Dans cette optique, le vrai risque pour l’appareil de pouvoir qu’est un parti politique, c’est la « vraie » démocratie, cette émulsion permanente d’où peuvent sortir toutes sortes d’idées et de gens imprévus. C’est ingérable, c’est inefficace (les écolos l’ont bien montré), c’est terriblement instabilisant. Bref, si un parti veut se maintenir, il n’a d’autre chose, dans la cooptation [8] des mandataires politiques, que de privilégier des gens qui ne feront pas de remue-ménage, se plieront sans moufter à la discipline de parti qui est dès lors considérée non comme une arme au service d’un projet collectif mais comme un moyen d’étouffer toute velléité contradictoire en son sein. Pour ce faire, autant se reposer sur des valeurs sûres, susceptibles de faire des voix (évidemment) et de ne pas poser de problèmes en remuant trop par la suite. Ces gens relèvent essentiellement de deux catégories : les « fils de » et ceux que j’ai envie d’appeler les « golem ». Les premiers ont été formés dans l’habitus même de ce qu’est le parti, ils sont imbibés du paradigme ; aucun problème. Les seconds, créatures toutes faites sorties d’un chapeau par décision impériale et qui doivent tout à leur créateur et n’en sont que le bras armé. Ils savent que s’ils coupent le cordon ombilical, faute de disposer d’une base, ils retomberont dans le néant d’où ils viennent ; aucun problème non plus avec eux, donc. S’ajoutent à ces deux catégories celle des stars — présentatrices sexy du JT ou de la météo ou joueurs de footbal — le plus souvent destinées à faire de la figuration sur des listes électorales (sous le nom récupéré de « candidats d’ouverture ») mais pas à assumer un travail politique, comme l’illustre le récent cas Wilmots.

Il en découle un déracinement des partis politiques qui deviennent des structures contre le peuple plus que des structures visant à son émancipation et à la mise en place d’un pouvoir issu de lui. Pour ce qui est des partis de droite, comme il est un fait acquis que leur essence consistant à l’appropriation du pouvoir par une petite élite économique ou sociale, ce phénomène ne leur donne logiquement guère d’état d’âme et il n’est donc pas pertinent de s’y intéresser.

En ce qui concerne les partis dits de gauche, par contre,...

Notes

[1L’Honneur perdu de François Mitterrand, Monaco : Rocher et Paris : Belles Lettres, 1996., p. 118.

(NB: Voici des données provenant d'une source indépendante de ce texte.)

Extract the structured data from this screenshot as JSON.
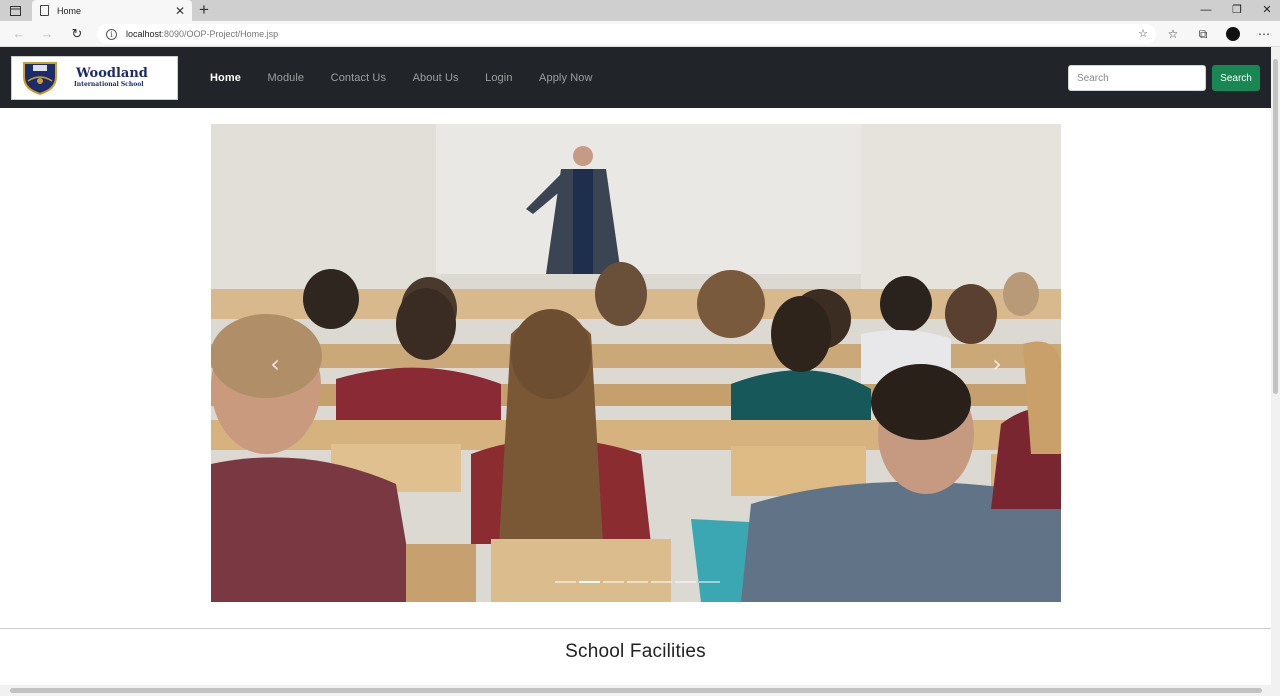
{
  "browser": {
    "tab": {
      "title": "Home",
      "icon": "page-icon"
    },
    "url": {
      "host": "localhost",
      "path": ":8090/OOP-Project/Home.jsp"
    }
  },
  "navbar": {
    "brand": {
      "name": "Woodland",
      "subtitle": "International School",
      "crest_text": "WIS"
    },
    "links": [
      {
        "label": "Home",
        "active": true
      },
      {
        "label": "Module",
        "active": false
      },
      {
        "label": "Contact Us",
        "active": false
      },
      {
        "label": "About Us",
        "active": false
      },
      {
        "label": "Login",
        "active": false
      },
      {
        "label": "Apply Now",
        "active": false
      }
    ],
    "search": {
      "placeholder": "Search",
      "button_label": "Search"
    }
  },
  "carousel": {
    "slide_count": 7,
    "active_index": 1,
    "image": "classroom-lecture-photo"
  },
  "sections": {
    "facilities_title": "School Facilities"
  },
  "colors": {
    "navbar_bg": "#212529",
    "search_button": "#198754",
    "brand_text": "#1d2a6b"
  }
}
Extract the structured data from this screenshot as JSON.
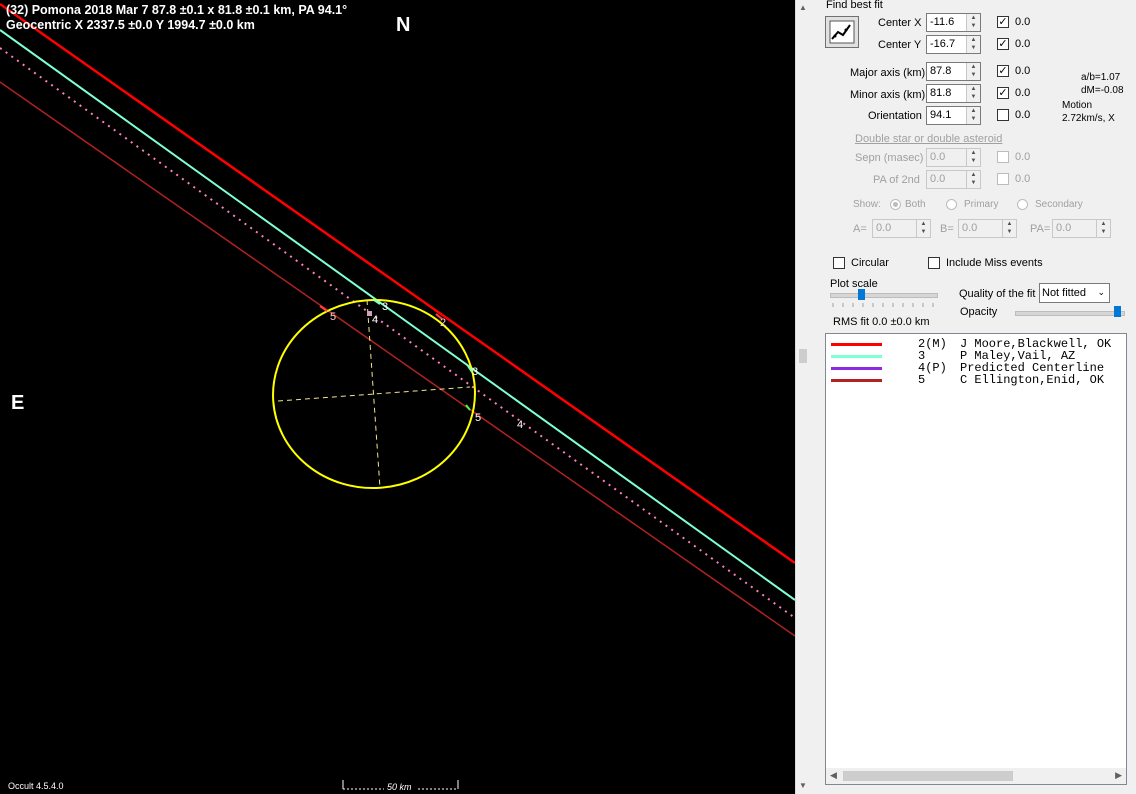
{
  "plot": {
    "header_line1": "(32) Pomona  2018 Mar 7   87.8 ±0.1 x 81.8 ±0.1 km,  PA 94.1°",
    "header_line2": "Geocentric  X  2337.5 ±0.0  Y  1994.7 ±0.0 km",
    "north": "N",
    "east": "E",
    "version": "Occult 4.5.4.0",
    "scale_bar": "50 km",
    "chord_labels": {
      "c5a": "5",
      "c4a": "4",
      "c3a": "3",
      "c2a": "2",
      "c3b": "3",
      "c5b": "5",
      "c4b": "4"
    }
  },
  "panel": {
    "find_best_fit": "Find best fit",
    "center_x": {
      "label": "Center X",
      "value": "-11.6",
      "fit_checked": true,
      "fit_value": "0.0"
    },
    "center_y": {
      "label": "Center Y",
      "value": "-16.7",
      "fit_checked": true,
      "fit_value": "0.0"
    },
    "major_axis": {
      "label": "Major axis (km)",
      "value": "87.8",
      "fit_checked": true,
      "fit_value": "0.0"
    },
    "minor_axis": {
      "label": "Minor axis (km)",
      "value": "81.8",
      "fit_checked": true,
      "fit_value": "0.0"
    },
    "orientation": {
      "label": "Orientation",
      "value": "94.1",
      "fit_checked": false,
      "fit_value": "0.0"
    },
    "ab_ratio": "a/b=1.07",
    "dm": "dM=-0.08",
    "motion_label": "Motion",
    "motion_value": "2.72km/s, X",
    "double_star_link": "Double star  or  double asteroid",
    "sepn": {
      "label": "Sepn (masec)",
      "value": "0.0",
      "fit_value": "0.0"
    },
    "pa2": {
      "label": "PA of 2nd",
      "value": "0.0",
      "fit_value": "0.0"
    },
    "show_label": "Show:",
    "show_options": [
      "Both",
      "Primary",
      "Secondary"
    ],
    "show_selected": "Both",
    "a_label": "A=",
    "a_value": "0.0",
    "b_label": "B=",
    "b_value": "0.0",
    "pa_label": "PA=",
    "pa_value": "0.0",
    "circular": "Circular",
    "include_miss": "Include Miss events",
    "plot_scale": "Plot scale",
    "quality_label": "Quality of the fit",
    "quality_value": "Not fitted",
    "opacity": "Opacity",
    "rms_fit": "RMS fit 0.0 ±0.0 km"
  },
  "legend": {
    "rows": [
      {
        "code": "2(M)",
        "observer": "J Moore,Blackwell, OK",
        "color": "#ff0000"
      },
      {
        "code": "3",
        "observer": "P Maley,Vail, AZ",
        "color": "#7fffd4"
      },
      {
        "code": "4(P)",
        "observer": "Predicted Centerline",
        "color": "#8a2be2"
      },
      {
        "code": "5",
        "observer": "C Ellington,Enid, OK",
        "color": "#b22222"
      }
    ]
  },
  "colors": {
    "chord_2": "#ff0000",
    "chord_3": "#7fffd4",
    "chord_4_dots": "#ff7fbf",
    "chord_5": "#b22222",
    "ellipse": "#ffff00",
    "slider_thumb": "#0078d7"
  }
}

[2Car, bon, sérieusement, il ne semble plus très réaliste de parler d’une « charge » ou d’un « ministère » (mot dont on devrait plus souvent se rappeler l’étymologie) quand on voit la facilité avec laquelle les uns et les autres de ces happy fews passent d’une à l’autre de ces hautes fonctions publiques, bradent et négocient les portefeuilles ministériels, pire que des maquignons.

[3Qui ne doit guère être choqué — si je puis me permettre ce trait d’ironie laisse-magestéesque — que l’on pratique l’hérédité des charges publiques. Ca va sans dire.

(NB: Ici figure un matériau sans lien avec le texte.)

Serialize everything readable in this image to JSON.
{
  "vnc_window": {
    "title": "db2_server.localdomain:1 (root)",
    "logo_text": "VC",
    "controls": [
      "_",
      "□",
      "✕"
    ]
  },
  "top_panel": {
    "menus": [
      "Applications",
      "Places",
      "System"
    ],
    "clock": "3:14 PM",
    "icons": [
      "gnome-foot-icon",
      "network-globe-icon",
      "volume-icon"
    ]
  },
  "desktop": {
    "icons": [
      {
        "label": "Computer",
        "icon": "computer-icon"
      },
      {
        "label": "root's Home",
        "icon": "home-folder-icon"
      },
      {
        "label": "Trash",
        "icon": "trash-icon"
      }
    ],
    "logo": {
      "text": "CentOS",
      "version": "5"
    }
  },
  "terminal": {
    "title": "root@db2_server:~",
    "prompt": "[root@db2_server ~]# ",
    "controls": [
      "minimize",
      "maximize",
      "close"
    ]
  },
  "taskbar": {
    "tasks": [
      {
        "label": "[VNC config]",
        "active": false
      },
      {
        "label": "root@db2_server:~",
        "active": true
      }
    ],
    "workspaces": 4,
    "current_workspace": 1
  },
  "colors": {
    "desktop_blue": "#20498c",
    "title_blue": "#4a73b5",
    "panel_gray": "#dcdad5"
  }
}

[4Aujourd’hui, il s’est retiré de la politique pour occuper la très influente et lucrative charge de responsable de BIAC, la société gestionnaire de l’aéroport de Bruxelles-National.

[5En fait, il aurait pu utiliser n’importe quel mot, tout le monde aurait compris de qui il parlait. En Belgique et particulièrement dans le microcosme socio-politique francophone, j’ai à de nombreuses reprises déjà eu l’impression que prévalait une certaine négligence pour les subtilités du langage, voire pour le langage tout court, au point que souvent des représentants politiques peuvent utiliser un mot pour l’autre sans que grand-monde ne s’en émeuve. Ce n’est pourtant pas anodin mais ce sera l’objet d’un autre billet, un jour ou l’autre.

[6Sans doute comme ils lui avaient suggéré l’utilisation du concept de « plan Marshall », tout aussi inopportun et insignifiant, mais c’est une autre histoire.

[7Ce qui n’est pas la même chose que « le lieu où se décident les choses », comme on dit souvent de manière fausse et abusive.

[8Car, j’espère que personne n’a plus le moindre doute à cet égard, en Belgique comme dans beaucoup d’endroits, les gens qui décident se font bel et bien coopter. C’est évident pour les mandataires non élus qui sont désignés par le fait du prince. Ce l’est aussi dans les scrutins proportionnels avec effet dévolutif de la case de tête où la désignation des candidats est faite par les instances dirigeantes du parti.